Wildfire terminology can sometimes be confusing. What is the difference between “contained” and “controlled”? Learn more about wild fire fighting terms and how to deal with fires.
It’s wildfire season again, and the threat of wild burns is hard upon us. If you live in or near woodland or prairie, travel to, visit or vacation in woodlands or parklands, it is absolutely your responsibility to take care with any open flame or fire. You would be — will be—horrified at just how quickly one little campfire or neglectful mistake involving an open flame can get out of hand. Dry, breezy weather is the perfect condition for a wildfire; be extra careful in those conditions.
If you accidentally start a wildfire and you cannot put it out within 15 minutes, then you have an out-of-control wildfire on your hands. Do not panic and do not shirk your responsibility! Make sure that you and all members of your party are accounted for and are upwind of the fire. As soon as possible, call the local fire department or the emergency number — if you don’t have a mobile telephone, go to the nearest house or town. If you have a GPS (global positioning system) unit or map, use those references to direct the authorities to the sight of the fire’s original starting point.
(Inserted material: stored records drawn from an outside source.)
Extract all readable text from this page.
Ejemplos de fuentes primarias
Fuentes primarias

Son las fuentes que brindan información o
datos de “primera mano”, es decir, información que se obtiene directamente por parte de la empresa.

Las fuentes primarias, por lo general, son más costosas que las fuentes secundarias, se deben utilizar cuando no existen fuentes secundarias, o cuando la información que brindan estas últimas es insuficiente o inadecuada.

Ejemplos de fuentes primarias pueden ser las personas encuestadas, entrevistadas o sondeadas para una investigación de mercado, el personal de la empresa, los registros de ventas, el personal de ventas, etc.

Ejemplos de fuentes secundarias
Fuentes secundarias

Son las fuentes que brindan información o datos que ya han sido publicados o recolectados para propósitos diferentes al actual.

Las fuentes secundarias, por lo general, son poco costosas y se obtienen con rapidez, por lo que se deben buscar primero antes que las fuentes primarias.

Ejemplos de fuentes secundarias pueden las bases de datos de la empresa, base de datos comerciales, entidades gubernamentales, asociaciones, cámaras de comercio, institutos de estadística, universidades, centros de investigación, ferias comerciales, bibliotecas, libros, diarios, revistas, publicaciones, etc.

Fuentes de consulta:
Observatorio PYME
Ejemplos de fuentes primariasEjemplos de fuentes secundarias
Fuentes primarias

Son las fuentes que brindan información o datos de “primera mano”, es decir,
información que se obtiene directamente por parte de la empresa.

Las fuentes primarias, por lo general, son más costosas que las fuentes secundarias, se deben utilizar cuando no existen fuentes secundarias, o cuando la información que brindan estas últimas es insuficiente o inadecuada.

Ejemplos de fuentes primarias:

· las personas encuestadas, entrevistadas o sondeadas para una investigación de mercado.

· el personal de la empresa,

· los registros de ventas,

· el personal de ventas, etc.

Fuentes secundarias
Don’t even think about ducking out of your responsibility. What has happened, has happened. The point of the exercise is to protect lives— because that is what is now at stake! If you don’t report a wildfire right away, you are endangering lives. Local residents, other campers, tourists and visitors and especially the firefighters are going to have their lives at risk. Your job is to help everyone control that fire — anything less is simply murder.
Wildfires have a lifecycle, and professional wild firefighters know about them and can control them. You’ve probably heard, and wondered about, some of the terms used on radio and television reports. The most often heard terms are the names of fires and the terms “contained” and “controlled.” Here’s how it works:
Names of fires:
Wildfires are treated as independent, discrete incidents. They’re “born,” “live” and “die” as individual things. Each time a wildfire is declared (that is, an authorized wildfire-fighting agency has decided that a wildfire is out of control and needs to be contained), it is given a name. This name is usually taken from the nearest named location to the fire’s origin — a town, a mountain, a lake or other geographical locator.
When reports of a fire state that they are x-percent contained, it refers to the control line which is being established by firefighters around the fire. So, a wildfire that is considered “85% contained” means that firefighters have established a boundary which can reasonably be expected to stop the fire — that means that the fire shouldn’t reasonably be able to “jump” across the line — and keep it from spreading.
To control a fire involves both the boundary and the interior area of the fire. Just because a fire area is contained doesn’t mean that it is controlled: There may be “islands” within the fire zone that are not burned, but can yet be saved. So, you may even hear that a fire is “85% contained, but 40% controlled.” This means that the firefighters can reasonably be sure that the fire can’t spread to new areas, but there is still a lot of work to do within the fire zone. Hot spots have to be cooled down, to prevent future immediate threats to the containment line and to save still unburnt islands within the fire zone.
Wild lands, both parks and private, are a joy to visit and see. It is our responsibility to take care of them. If, by chance or neglect, you accidentally start a wildfire, it is your responsibility to help in any way you can to stop, contain and control that fire. Don’t risk your life or the lives of others unnecessarily, but do take positive steps to save lives by reporting the fire as soon as possible.